Cristóbal León & Joaquín Cociña | Chile 2018, 75m |
8:15pm, Wednesday 25 July | New Farm Cinemas
Here, sometimes reminiscent of an Eraserhead-style Lynchian nightmare turned into sculpture, paintings and stop-motion, beasts become human, a body forms out of a head like something out of science fiction, and inside every constrained girl is an eager bird desperate to fly free.
– Sarah Ward, Screen
In the 1950s, German emigrants established an isolated colony, Colonia Dignidad, in the wilds of Chile. Ostensibly a charitable organisation—its full name Sociedad Benefactora y Educacional Dignidad translates as the Dignity Charitable and Educational Society—under the rule of Paul Schäfer, it became a cult, indoctrinating and abusing its children while gaining support from the then Chilean government by becoming a torture camp for the repressive Pinochet regime.

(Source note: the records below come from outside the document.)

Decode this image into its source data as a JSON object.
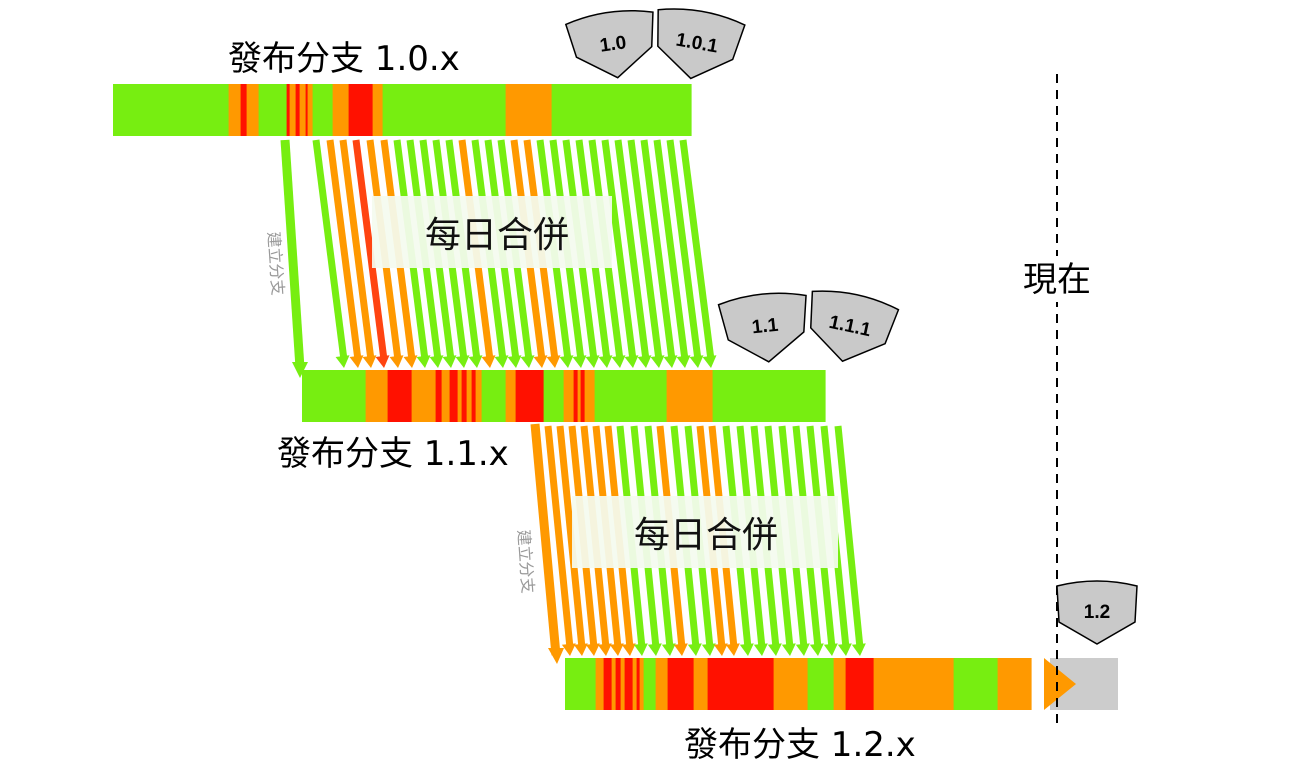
{
  "colors": {
    "green": "#77ee11",
    "orange": "#ff9900",
    "red": "#ff1100",
    "redorange": "#ff4411",
    "gray": "#cccccc",
    "tag_fill": "#c9c9c9",
    "label_box": "#f4fbef"
  },
  "branches": [
    {
      "label": "發布分支 1.0.x",
      "segments": [
        {
          "c": "green",
          "w": 115
        },
        {
          "c": "orange",
          "w": 12
        },
        {
          "c": "red",
          "w": 6
        },
        {
          "c": "orange",
          "w": 12
        },
        {
          "c": "green",
          "w": 28
        },
        {
          "c": "red",
          "w": 3
        },
        {
          "c": "orange",
          "w": 6
        },
        {
          "c": "red",
          "w": 4
        },
        {
          "c": "orange",
          "w": 6
        },
        {
          "c": "red",
          "w": 2
        },
        {
          "c": "orange",
          "w": 5
        },
        {
          "c": "green",
          "w": 20
        },
        {
          "c": "orange",
          "w": 16
        },
        {
          "c": "red",
          "w": 24
        },
        {
          "c": "orange",
          "w": 10
        },
        {
          "c": "green",
          "w": 123
        },
        {
          "c": "orange",
          "w": 46
        },
        {
          "c": "green",
          "w": 140
        }
      ]
    },
    {
      "label": "發布分支 1.1.x",
      "segments": [
        {
          "c": "green",
          "w": 63
        },
        {
          "c": "orange",
          "w": 22
        },
        {
          "c": "red",
          "w": 24
        },
        {
          "c": "orange",
          "w": 24
        },
        {
          "c": "red",
          "w": 6
        },
        {
          "c": "orange",
          "w": 8
        },
        {
          "c": "red",
          "w": 8
        },
        {
          "c": "orange",
          "w": 4
        },
        {
          "c": "red",
          "w": 5
        },
        {
          "c": "orange",
          "w": 5
        },
        {
          "c": "red",
          "w": 4
        },
        {
          "c": "orange",
          "w": 6
        },
        {
          "c": "green",
          "w": 24
        },
        {
          "c": "orange",
          "w": 10
        },
        {
          "c": "red",
          "w": 28
        },
        {
          "c": "green",
          "w": 20
        },
        {
          "c": "orange",
          "w": 10
        },
        {
          "c": "red",
          "w": 4
        },
        {
          "c": "orange",
          "w": 3
        },
        {
          "c": "red",
          "w": 4
        },
        {
          "c": "orange",
          "w": 10
        },
        {
          "c": "green",
          "w": 72
        },
        {
          "c": "orange",
          "w": 46
        },
        {
          "c": "green",
          "w": 113
        }
      ]
    },
    {
      "label": "發布分支 1.2.x",
      "segments": [
        {
          "c": "green",
          "w": 30
        },
        {
          "c": "orange",
          "w": 8
        },
        {
          "c": "red",
          "w": 8
        },
        {
          "c": "orange",
          "w": 4
        },
        {
          "c": "red",
          "w": 5
        },
        {
          "c": "orange",
          "w": 4
        },
        {
          "c": "red",
          "w": 8
        },
        {
          "c": "orange",
          "w": 4
        },
        {
          "c": "red",
          "w": 3
        },
        {
          "c": "orange",
          "w": 4
        },
        {
          "c": "green",
          "w": 12
        },
        {
          "c": "orange",
          "w": 12
        },
        {
          "c": "red",
          "w": 26
        },
        {
          "c": "orange",
          "w": 14
        },
        {
          "c": "red",
          "w": 66
        },
        {
          "c": "orange",
          "w": 34
        },
        {
          "c": "green",
          "w": 26
        },
        {
          "c": "orange",
          "w": 12
        },
        {
          "c": "red",
          "w": 28
        },
        {
          "c": "orange",
          "w": 80
        },
        {
          "c": "green",
          "w": 44
        },
        {
          "c": "orange",
          "w": 34
        }
      ]
    }
  ],
  "merge_labels": [
    "每日合併",
    "每日合併"
  ],
  "create_branch_labels": [
    "建立分支",
    "建立分支"
  ],
  "now_label": "現在",
  "tags": [
    "1.0",
    "1.0.1",
    "1.1",
    "1.1.1",
    "1.2"
  ]
}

Artists Cristóbal León and Joaquín Cocińa engage with this trauma through intertwining folk and fairytales as a young girl tries to escape. Created through stop-animation, The Wolf House is an astonishing achievement that mingles dreams and reality in a permanent flux. Possibly inspired by other artists as Jan Švankmajer, William Kentridge, and Jeff Keens, in their merger of real space and animation, The Wolf House, with its papier-mâché sculptures and animated paintings drifting across the walls of the House, is something new. Not just in stop-animation, but in cinema.